The first wet venue I turned up to, the Village Lantern, I was told. ‘Sorry, you got the wrong day. They’ve moved it to Wednesday.’ The next venue, the Comedy Village on West 3rd Street was above an Irish bar. The venue was closed but the bar was open. The friendly Irish barman took me under his wing and plied me with large vanilla vodkas to steady the nerves while we waited for the club promoters to show. They didn’t.
A New York comic I had met earlier told me he would get me a gig that night and to call him after six. I kept trying, but the phone just kept ringing out. So I texted him, then I called him again, then again and again and again. Finally I called his wife. That’s the last time a guy does that to me.
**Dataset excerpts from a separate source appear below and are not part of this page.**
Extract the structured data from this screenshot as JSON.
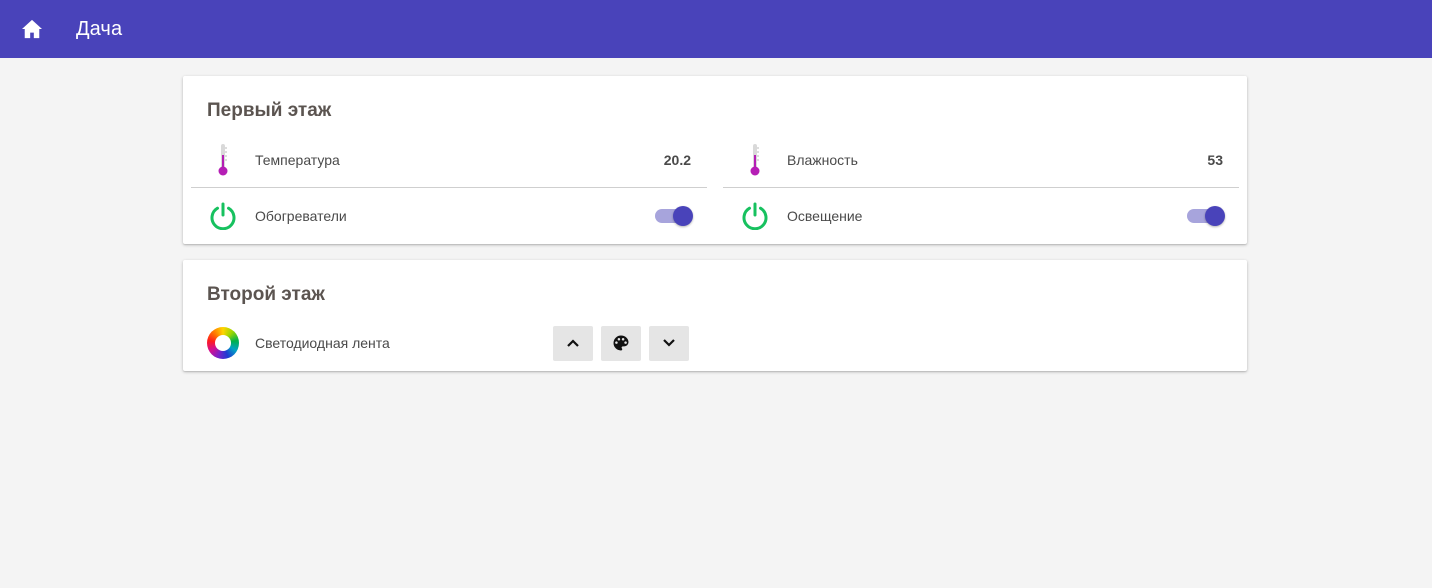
{
  "app": {
    "title": "Дача"
  },
  "colors": {
    "appbar": "#4943ba",
    "accent": "#4943ba",
    "power": "#17c15f",
    "thermometer": "#b51fb5"
  },
  "cards": [
    {
      "title": "Первый этаж",
      "rows": [
        {
          "icon": "thermometer-icon",
          "label": "Температура",
          "value": "20.2"
        },
        {
          "icon": "thermometer-icon",
          "label": "Влажность",
          "value": "53"
        },
        {
          "icon": "power-icon",
          "label": "Обогреватели",
          "state": "on"
        },
        {
          "icon": "power-icon",
          "label": "Освещение",
          "state": "on"
        }
      ]
    },
    {
      "title": "Второй этаж",
      "rows": [
        {
          "icon": "color-wheel-icon",
          "label": "Светодиодная лента",
          "controls": [
            "chevron-up-icon",
            "palette-icon",
            "chevron-down-icon"
          ]
        }
      ]
    }
  ]
}
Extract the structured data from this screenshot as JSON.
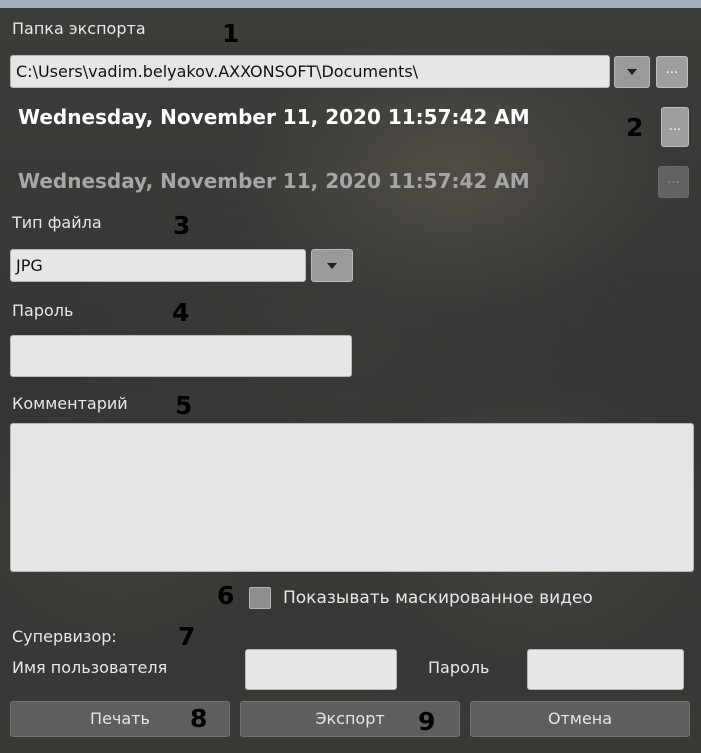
{
  "export_folder": {
    "label": "Папка экспорта",
    "path": "C:\\Users\\vadim.belyakov.AXXONSOFT\\Documents\\",
    "browse_label": "..."
  },
  "dates": {
    "start": "Wednesday, November 11, 2020 11:57:42 AM",
    "end": "Wednesday, November 11, 2020 11:57:42 AM",
    "button_label": "..."
  },
  "file_type": {
    "label": "Тип файла",
    "value": "JPG"
  },
  "password": {
    "label": "Пароль",
    "value": ""
  },
  "comment": {
    "label": "Комментарий",
    "value": ""
  },
  "masked_video": {
    "label": "Показывать маскированное видео",
    "checked": false
  },
  "supervisor": {
    "label": "Супервизор:",
    "username_label": "Имя пользователя",
    "username_value": "",
    "password_label": "Пароль",
    "password_value": ""
  },
  "buttons": {
    "print": "Печать",
    "export": "Экспорт",
    "cancel": "Отмена"
  },
  "callouts": [
    "1",
    "2",
    "3",
    "4",
    "5",
    "6",
    "7",
    "8",
    "9"
  ]
}
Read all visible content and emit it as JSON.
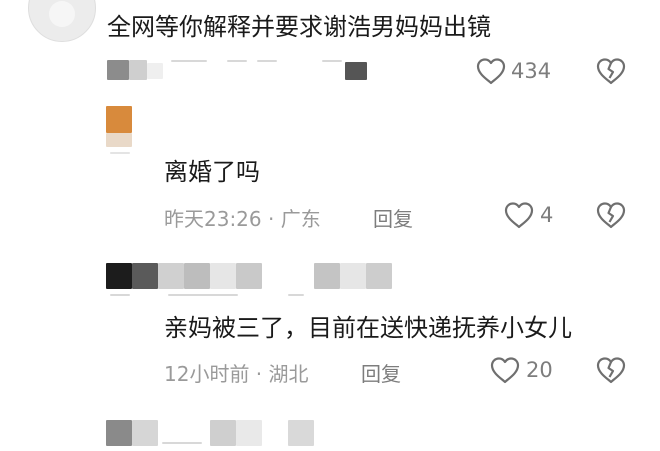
{
  "comments": [
    {
      "text": "全网等你解释并要求谢浩男妈妈出镜",
      "meta": "",
      "reply": "",
      "likes": "434"
    },
    {
      "text": "离婚了吗",
      "meta": "昨天23:26 · 广东",
      "reply": "回复",
      "likes": "4"
    },
    {
      "text": "亲妈被三了，目前在送快递抚养小女儿",
      "meta": "12小时前 · 湖北",
      "reply": "回复",
      "likes": "20"
    }
  ],
  "icons": {
    "like": "heart-outline-icon",
    "dislike": "broken-heart-icon"
  },
  "colors": {
    "meta_gray": "#9a9a9a",
    "icon_gray": "#7d7d7d",
    "avatar_orange": "#d88a3c"
  }
}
The next venue was a strange little bar on Bleecker Street with sawdust on the floor and a fat hostile waitress who’d clearly had a personality bypass. ‘You’ve got to order a drink, or else you have to leave’, she told us. ‘Us’ was now a cosy foursome; me, Clare, Jackie and the Irish barman from the last venue who had finished his shift and was up for the crack.
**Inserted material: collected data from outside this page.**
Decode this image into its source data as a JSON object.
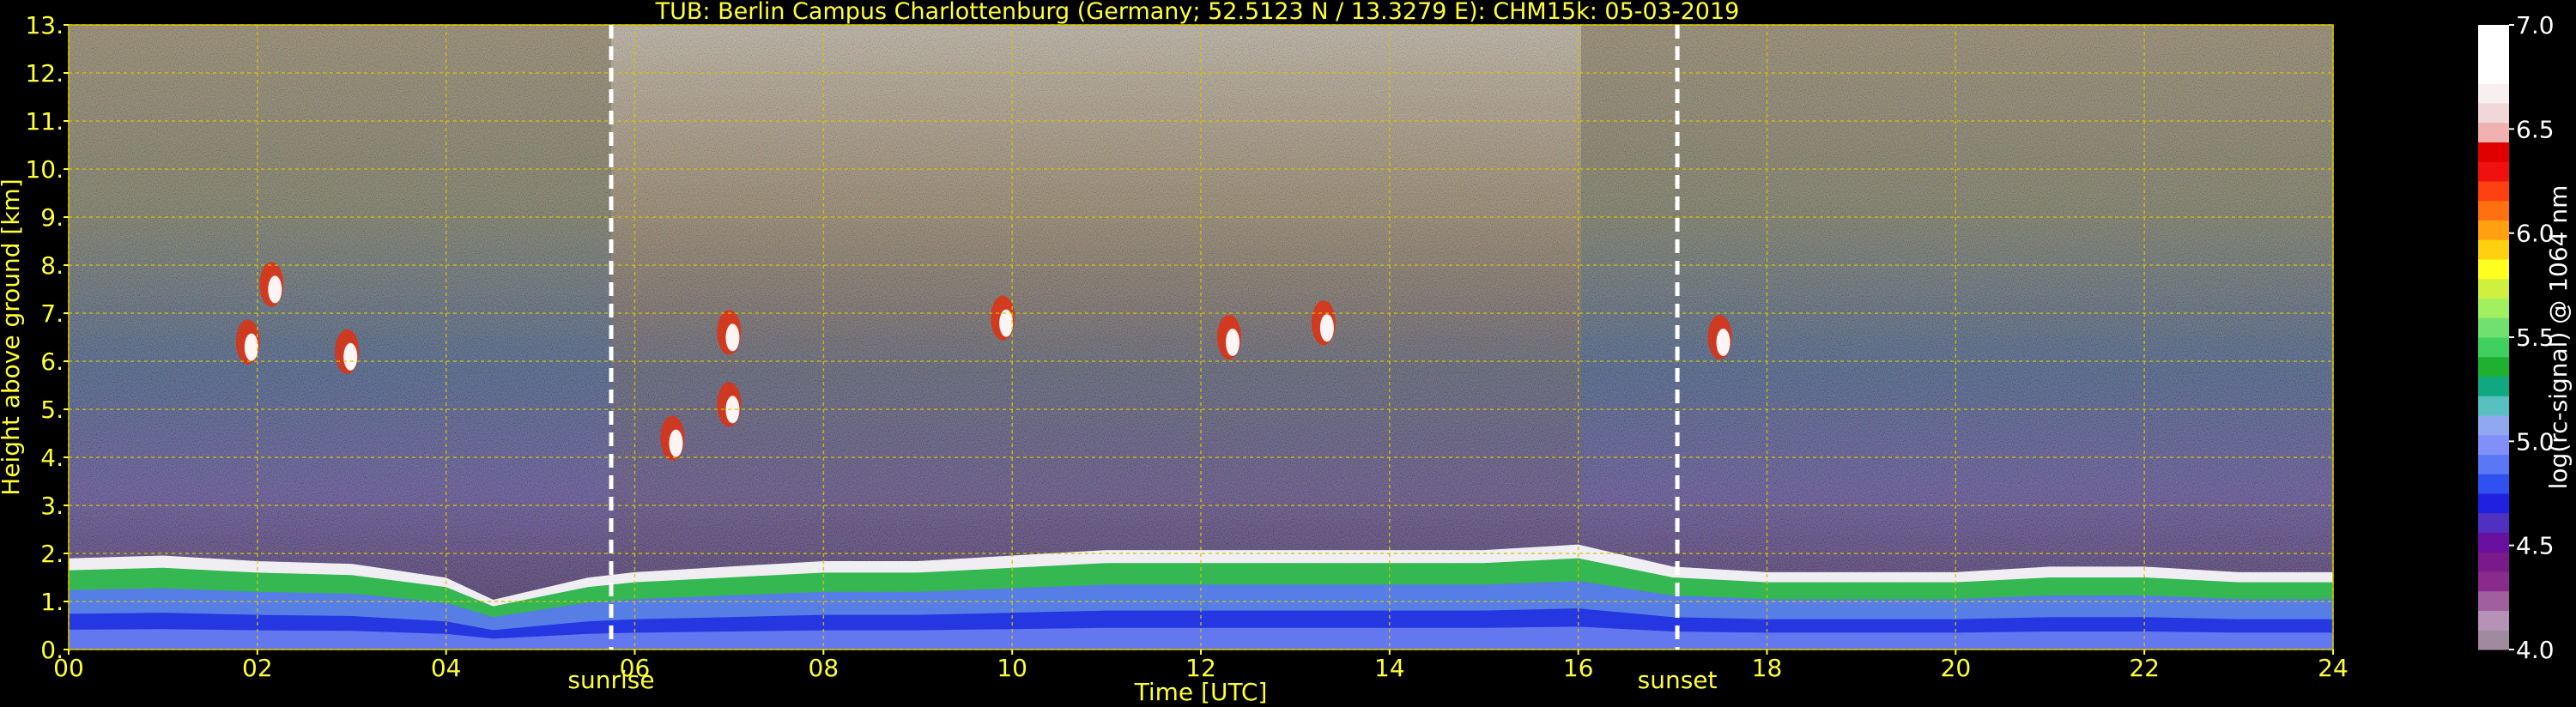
{
  "chart_data": {
    "type": "heatmap",
    "title": "TUB: Berlin Campus Charlottenburg (Germany; 52.5123 N / 13.3279 E):    CHM15k: 05-03-2019",
    "xlabel": "Time [UTC]",
    "ylabel": "Height above ground [km]",
    "xlim": [
      0,
      24
    ],
    "ylim": [
      0,
      13
    ],
    "x_ticks": [
      "00",
      "02",
      "04",
      "06",
      "08",
      "10",
      "12",
      "14",
      "16",
      "18",
      "20",
      "22",
      "24"
    ],
    "y_ticks": [
      "0.",
      "1.",
      "2.",
      "3.",
      "4.",
      "5.",
      "6.",
      "7.",
      "8.",
      "9.",
      "10.",
      "11.",
      "12.",
      "13."
    ],
    "grid": true,
    "markers": [
      {
        "label": "sunrise",
        "x": 5.75
      },
      {
        "label": "sunset",
        "x": 17.05
      }
    ],
    "boundary_layer_top_km": [
      [
        0,
        1.65
      ],
      [
        1,
        1.7
      ],
      [
        2,
        1.6
      ],
      [
        3,
        1.55
      ],
      [
        4,
        1.3
      ],
      [
        4.5,
        0.9
      ],
      [
        5,
        1.1
      ],
      [
        5.5,
        1.3
      ],
      [
        6,
        1.4
      ],
      [
        7,
        1.5
      ],
      [
        8,
        1.6
      ],
      [
        9,
        1.6
      ],
      [
        10,
        1.7
      ],
      [
        11,
        1.8
      ],
      [
        12,
        1.8
      ],
      [
        13,
        1.8
      ],
      [
        14,
        1.8
      ],
      [
        15,
        1.8
      ],
      [
        16,
        1.9
      ],
      [
        17,
        1.5
      ],
      [
        18,
        1.4
      ],
      [
        19,
        1.4
      ],
      [
        20,
        1.4
      ],
      [
        21,
        1.5
      ],
      [
        22,
        1.5
      ],
      [
        23,
        1.4
      ],
      [
        24,
        1.4
      ]
    ],
    "cloud_features": [
      {
        "time": 1.9,
        "height_km": 6.4
      },
      {
        "time": 2.15,
        "height_km": 7.6
      },
      {
        "time": 2.95,
        "height_km": 6.2
      },
      {
        "time": 6.4,
        "height_km": 4.4
      },
      {
        "time": 7.0,
        "height_km": 5.1
      },
      {
        "time": 7.0,
        "height_km": 6.6
      },
      {
        "time": 9.9,
        "height_km": 6.9
      },
      {
        "time": 12.3,
        "height_km": 6.5
      },
      {
        "time": 13.3,
        "height_km": 6.8
      },
      {
        "time": 17.5,
        "height_km": 6.5
      }
    ],
    "colorbar": {
      "label": "log(rc-signal) @ 1064 nm",
      "range": [
        4.0,
        7.0
      ],
      "ticks": [
        "4.0",
        "4.5",
        "5.0",
        "5.5",
        "6.0",
        "6.5",
        "7.0"
      ],
      "colors": [
        "#a08aa0",
        "#b693b6",
        "#a060a0",
        "#8a2a8a",
        "#7a1a8a",
        "#6a10a0",
        "#5030c0",
        "#2020e0",
        "#3050f0",
        "#5a78f5",
        "#8090f8",
        "#90a8f0",
        "#58c0c0",
        "#10a880",
        "#20b030",
        "#40d060",
        "#70e070",
        "#a0f060",
        "#d0f040",
        "#ffff20",
        "#ffd010",
        "#ffa010",
        "#ff7010",
        "#ff4010",
        "#f01010",
        "#e00000",
        "#f0b0b0",
        "#f0d8d8",
        "#f8f0f0",
        "#ffffff",
        "#ffffff",
        "#ffffff"
      ]
    }
  }
}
This gig was a haphazard affair. Anyone at all could show up – and clearly did – and put their name on a list by the door to do a spot. The promoter was a weathered white guy named Dax, with dreadlocks down to the floor. At six foot three, and the wrong side of 50, I’d say Dax hadn’t seen a shampoo bottle, let alone a pair of scissors, since the devil was in short trousers.
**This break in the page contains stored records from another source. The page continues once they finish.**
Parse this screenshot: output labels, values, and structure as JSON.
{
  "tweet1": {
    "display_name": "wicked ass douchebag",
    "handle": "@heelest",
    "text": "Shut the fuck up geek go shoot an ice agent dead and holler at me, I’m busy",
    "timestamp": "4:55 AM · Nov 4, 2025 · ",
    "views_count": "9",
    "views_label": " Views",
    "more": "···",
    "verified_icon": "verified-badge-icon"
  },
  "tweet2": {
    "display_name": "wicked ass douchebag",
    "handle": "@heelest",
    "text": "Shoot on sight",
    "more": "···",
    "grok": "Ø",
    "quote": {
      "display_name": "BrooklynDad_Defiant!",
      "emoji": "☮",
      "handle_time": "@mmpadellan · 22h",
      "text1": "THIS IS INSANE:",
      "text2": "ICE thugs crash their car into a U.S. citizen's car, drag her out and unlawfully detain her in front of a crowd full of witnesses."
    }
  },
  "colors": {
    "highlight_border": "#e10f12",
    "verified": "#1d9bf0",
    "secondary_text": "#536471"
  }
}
I was there early so my name went at the top of the list. ‘Great, I thought, we can slip off to the next venue soonish, if I’m on first.’ First, after Dax’s own band, after Dax’s bunch of bad Beatles tribute band mates, and after a strange girl named Wilma with really bad breath who had now adopted us as her new peer group. When she got up and sang what sounded a bit too like ‘Smelly cat…oh smelly cat’, we knew it was time to sneak out the back door. Had there been a back door…
But I was there to perform so feck it, I was going to. I went up and took the mic and started singing ‘Lucy in The Sky With Diamonds’. Then said, ‘I thought this was Beatles karaoke night.’ My group of three laughed but the audience wasn’t listening and the bad Beatles band carried on packing up their equipment behind me… so I felt compelled to comment on this – David Attenborough style. ‘It looks like a guitar the male is holding… a symbol of his cock… that he likes to play with as much as possible’. My audience of 3 were falling about at this stage and the rest of the room had started to take a small bit of notice, but I think it was probably more my short skirt that was raising the eyebrows.
One woman just carried on talking regardless so I brazenly got down off the stage, mic in hand, walked up to her, tapped her on the shoulder and said into the mic ‘Hi there, excuse me, but I was talking first, do you want to take the mic, if you’ve got so much to say?’ That shut her up. I finally got into my material, and the audience started to come round, but there were so many weirdos there, I was genuinely afraid to make too many rude jokes, in case I was followed home by a rapist. So that was my set cut down to about three minutes.
We arrived at the final venue of the night, The Bowery Poetry Club at 10.30. Sign up time was 10pm so I went down as number 13 on the reserve list. Unlucky for me that night. The O’Debra Twins host a storming night there every Monday and right enough the place was rocking. MTV were there filming some kid whose dream it was to be a beatboxer, and the audience was filled with production bods and proud mothers. At midnight I decided to call it a day, safe in the knowledge that I had missed the opportunity to perform for an edgy NYC crowd and MTV. Bummer. Well, I suppose two New York gigs in a weekend is not bad.